Yeryüzünün derinliklerinden semanın zirvelerine, gezekenlerine, yıldızlerına, ay ve güneşine kadar zerreden kürreye ne varsa ekserisi insanoğlu için yaratılmıştır. Yer ve yakın göğümüz bizim emrimize müsahhar kılınmıştır. Bunca böyle bol nimetler adil paylaşıldığı vakit değil 7 milyar insan, 70 milyar insana yeter de artar bile.

Ne var ki insanoğlu "zalimen cehuulâ" tarafı tuttuğunda otoriteyi ele geçirdiğinde, Necip Fazıl "DESTAN" adlı şiirinin mısralarında;

"Allahın on pulunu bekleye dursun on kul;

Bir kişiye tam dokuz, dokuz kişiye bir pul.

Bu taksimi kurt yapmaz kuzulara şah olsa;" ifade ettiği gerçek yarım asır önceydi. Şimdi durum daha da değişti. "99 kişiye bir, bir kişiye 99 bul" oldu.
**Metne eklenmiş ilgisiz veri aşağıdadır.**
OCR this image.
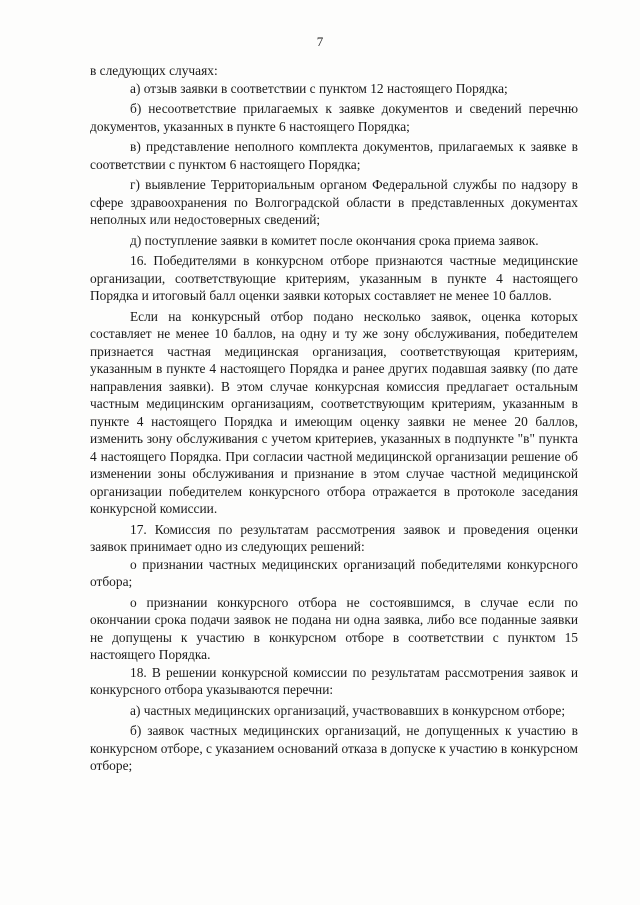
7

в следующих случаях:

а) отзыв заявки в соответствии с пунктом 12 настоящего Порядка;

б) несоответствие прилагаемых к заявке документов и сведений перечню документов, указанных в пункте 6 настоящего Порядка;

в) представление неполного комплекта документов, прилагаемых к заявке в соответствии с пунктом 6 настоящего Порядка;

г) выявление Территориальным органом Федеральной службы по надзору в сфере здравоохранения по Волгоградской области в представленных документах неполных или недостоверных сведений;

д) поступление заявки в комитет после окончания срока приема заявок.

16. Победителями в конкурсном отборе признаются частные медицинские организации, соответствующие критериям, указанным в пункте 4 настоящего Порядка и итоговый балл оценки заявки которых составляет не менее 10 баллов.

Если на конкурсный отбор подано несколько заявок, оценка которых составляет не менее 10 баллов, на одну и ту же зону обслуживания, победителем признается частная медицинская организация, соответствующая критериям, указанным в пункте 4 настоящего Порядка и ранее других подавшая заявку (по дате направления заявки). В этом случае конкурсная комиссия предлагает остальным частным медицинским организациям, соответствующим критериям, указанным в пункте 4 настоящего Порядка и имеющим оценку заявки не менее 20 баллов, изменить зону обслуживания с учетом критериев, указанных в подпункте "в" пункта 4 настоящего Порядка. При согласии частной медицинской организации решение об изменении зоны обслуживания и признание в этом случае частной медицинской организации победителем конкурсного отбора отражается в протоколе заседания конкурсной комиссии.

17. Комиссия по результатам рассмотрения заявок и проведения оценки заявок принимает одно из следующих решений:

о признании частных медицинских организаций победителями конкурсного отбора;

о признании конкурсного отбора не состоявшимся, в случае если по окончании срока подачи заявок не подана ни одна заявка, либо все поданные заявки не допущены к участию в конкурсном отборе в соответствии с пунктом 15 настоящего Порядка.

18. В решении конкурсной комиссии по результатам рассмотрения заявок и конкурсного отбора указываются перечни:

а) частных медицинских организаций, участвовавших в конкурсном отборе;

б) заявок частных медицинских организаций, не допущенных к участию в конкурсном отборе, с указанием оснований отказа в допуске к участию в конкурсном отборе;
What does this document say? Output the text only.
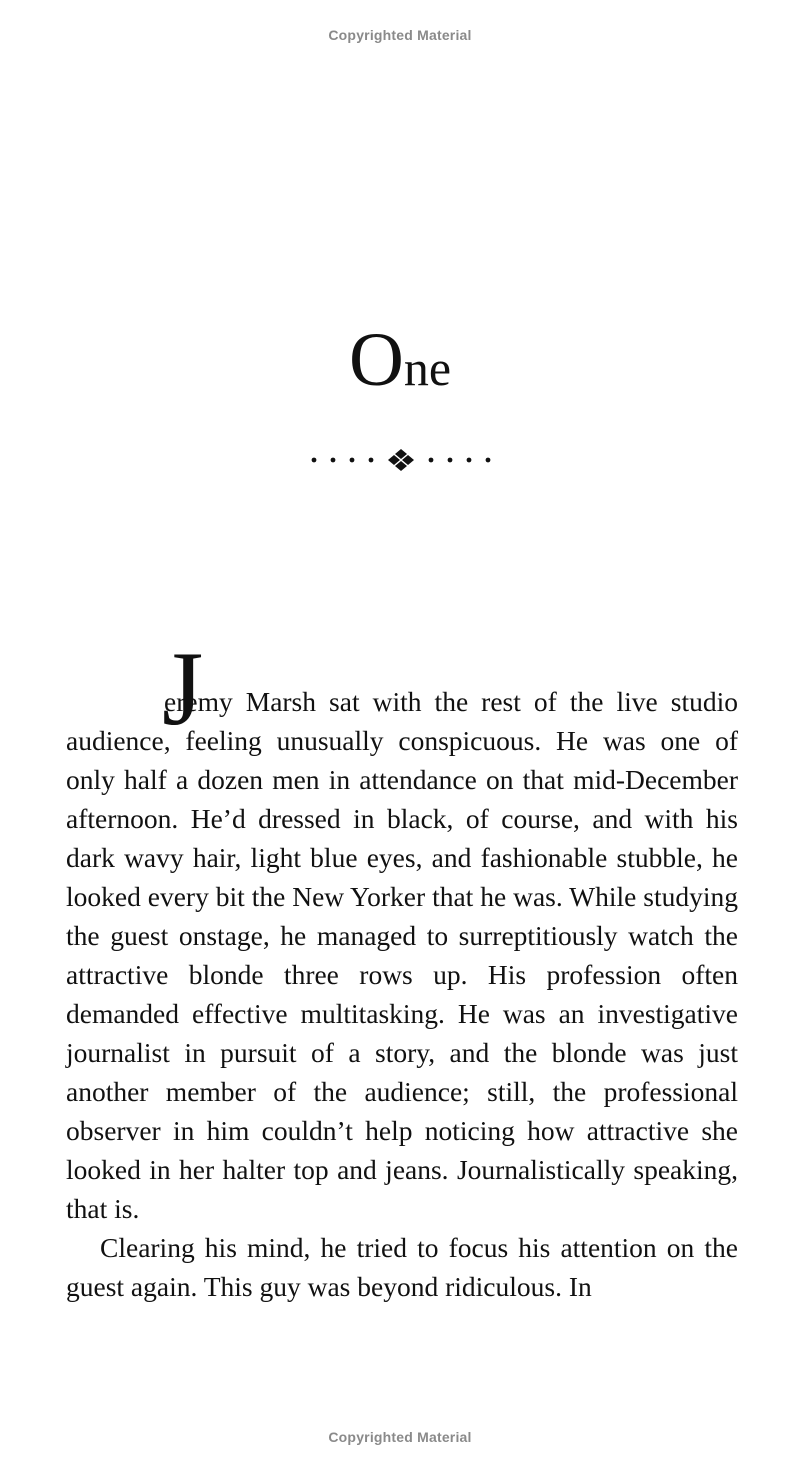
Copyrighted Material
One
J

eremy Marsh sat with the rest of the live studio audience, feeling unusually conspicuous. He was one of only half a dozen men in attendance on that mid-December afternoon. He’d dressed in black, of course, and with his dark wavy hair, light blue eyes, and fashionable stubble, he looked every bit the New Yorker that he was. While studying the guest onstage, he managed to surreptitiously watch the attractive blonde three rows up. His profession often demanded effective multitasking. He was an investigative journalist in pursuit of a story, and the blonde was just another member of the audience; still, the professional observer in him couldn’t help noticing how attractive she looked in her halter top and jeans. Journalistically speaking, that is.

Clearing his mind, he tried to focus his attention on the guest again. This guy was beyond ridiculous. In

Copyrighted Material
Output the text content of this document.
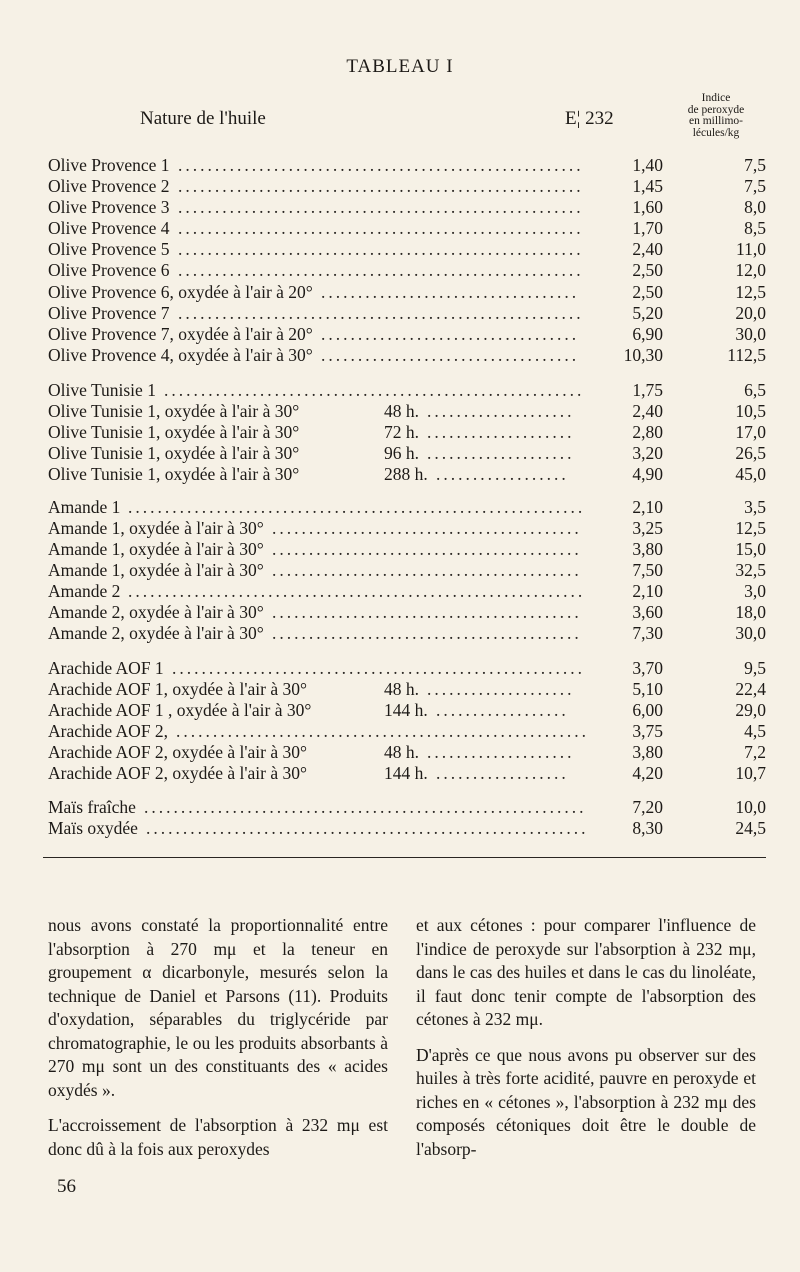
TABLEAU I
Nature de l'huile	E¦ 232
Indice
de peroxyde
en millimo-
lécules/kg
Olive Provence 1 .......................................................	1,40	7,5
Olive Provence 2 .......................................................	1,45	7,5
Olive Provence 3 .......................................................	1,60	8,0
Olive Provence 4 .......................................................	1,70	8,5
Olive Provence 5 .......................................................	2,40	11,0
Olive Provence 6 .......................................................	2,50	12,0
Olive Provence 6, oxydée à l'air à 20° ...................................	2,50	12,5
Olive Provence 7 .......................................................	5,20	20,0
Olive Provence 7, oxydée à l'air à 20° ...................................	6,90	30,0
Olive Provence 4, oxydée à l'air à 30° ...................................	10,30	112,5
Olive Tunisie 1 .........................................................	1,75	6,5
Olive Tunisie 1, oxydée à l'air à 30°	48 h. ....................	2,40	10,5
Olive Tunisie 1, oxydée à l'air à 30°	72 h. ....................	2,80	17,0
Olive Tunisie 1, oxydée à l'air à 30°	96 h. ....................	3,20	26,5
Olive Tunisie 1, oxydée à l'air à 30°	288 h. ..................	4,90	45,0
Amande 1 ..............................................................	2,10	3,5
Amande 1, oxydée à l'air à 30° ..........................................	3,25	12,5
Amande 1, oxydée à l'air à 30° ..........................................	3,80	15,0
Amande 1, oxydée à l'air à 30° ..........................................	7,50	32,5
Amande 2 ..............................................................	2,10	3,0
Amande 2, oxydée à l'air à 30° ..........................................	3,60	18,0
Amande 2, oxydée à l'air à 30° ..........................................	7,30	30,0
Arachide AOF 1 ........................................................	3,70	9,5
Arachide AOF 1, oxydée à l'air à 30°	48 h. ....................	5,10	22,4
Arachide AOF 1 , oxydée à l'air à 30°	144 h. ..................	6,00	29,0
Arachide AOF 2, ........................................................	3,75	4,5
Arachide AOF 2, oxydée à l'air à 30°	48 h. ....................	3,80	7,2
Arachide AOF 2, oxydée à l'air à 30°	144 h. ..................	4,20	10,7
Maïs fraîche ............................................................	7,20	10,0
Maïs oxydée ............................................................	8,30	24,5

nous avons constaté la proportionnalité entre l'absorption à 270 mμ et la teneur en groupement α dicarbonyle, mesurés selon la technique de Daniel et Parsons (11). Produits d'oxydation, séparables du triglycéride par chromatographie, le ou les produits absorbants à 270 mμ sont un des constituants des « acides oxydés ».

L'accroissement de l'absorption à 232 mμ est donc dû à la fois aux peroxydes

et aux cétones : pour comparer l'influence de l'indice de peroxyde sur l'absorption à 232 mμ, dans le cas des huiles et dans le cas du linoléate, il faut donc tenir compte de l'absorption des cétones à 232 mμ.

D'après ce que nous avons pu observer sur des huiles à très forte acidité, pauvre en peroxyde et riches en « cétones », l'absorption à 232 mμ des composés cétoniques doit être le double de l'absorp-

56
Küresel Adaletsizlik Dünya Yoksulluk ve Eşitsizlik Raporu 2018' göre; bakıldığında bu tezimi doğrulamaktadır.

Rapora göre;

Dünyadaki en zengin 42 kişinin mal varlığı, dünya nüfusunun %50’sine tekabül eden 3,6 milyar insanla eşittir;en zengin 10 ülkenin geliri de en fakir 10 ülke gelirinin tam 77 katıdır. Küresel adaletsizliğin bu kadar rahatsız edici boyutlarda olması ve servetin bu kadar adaletsiz paylaşımı beraberinde yoksulluk, çatışmalar, açlık gibi başka sosyal problemlerin ortaya çıkmasına neden olmaktadır.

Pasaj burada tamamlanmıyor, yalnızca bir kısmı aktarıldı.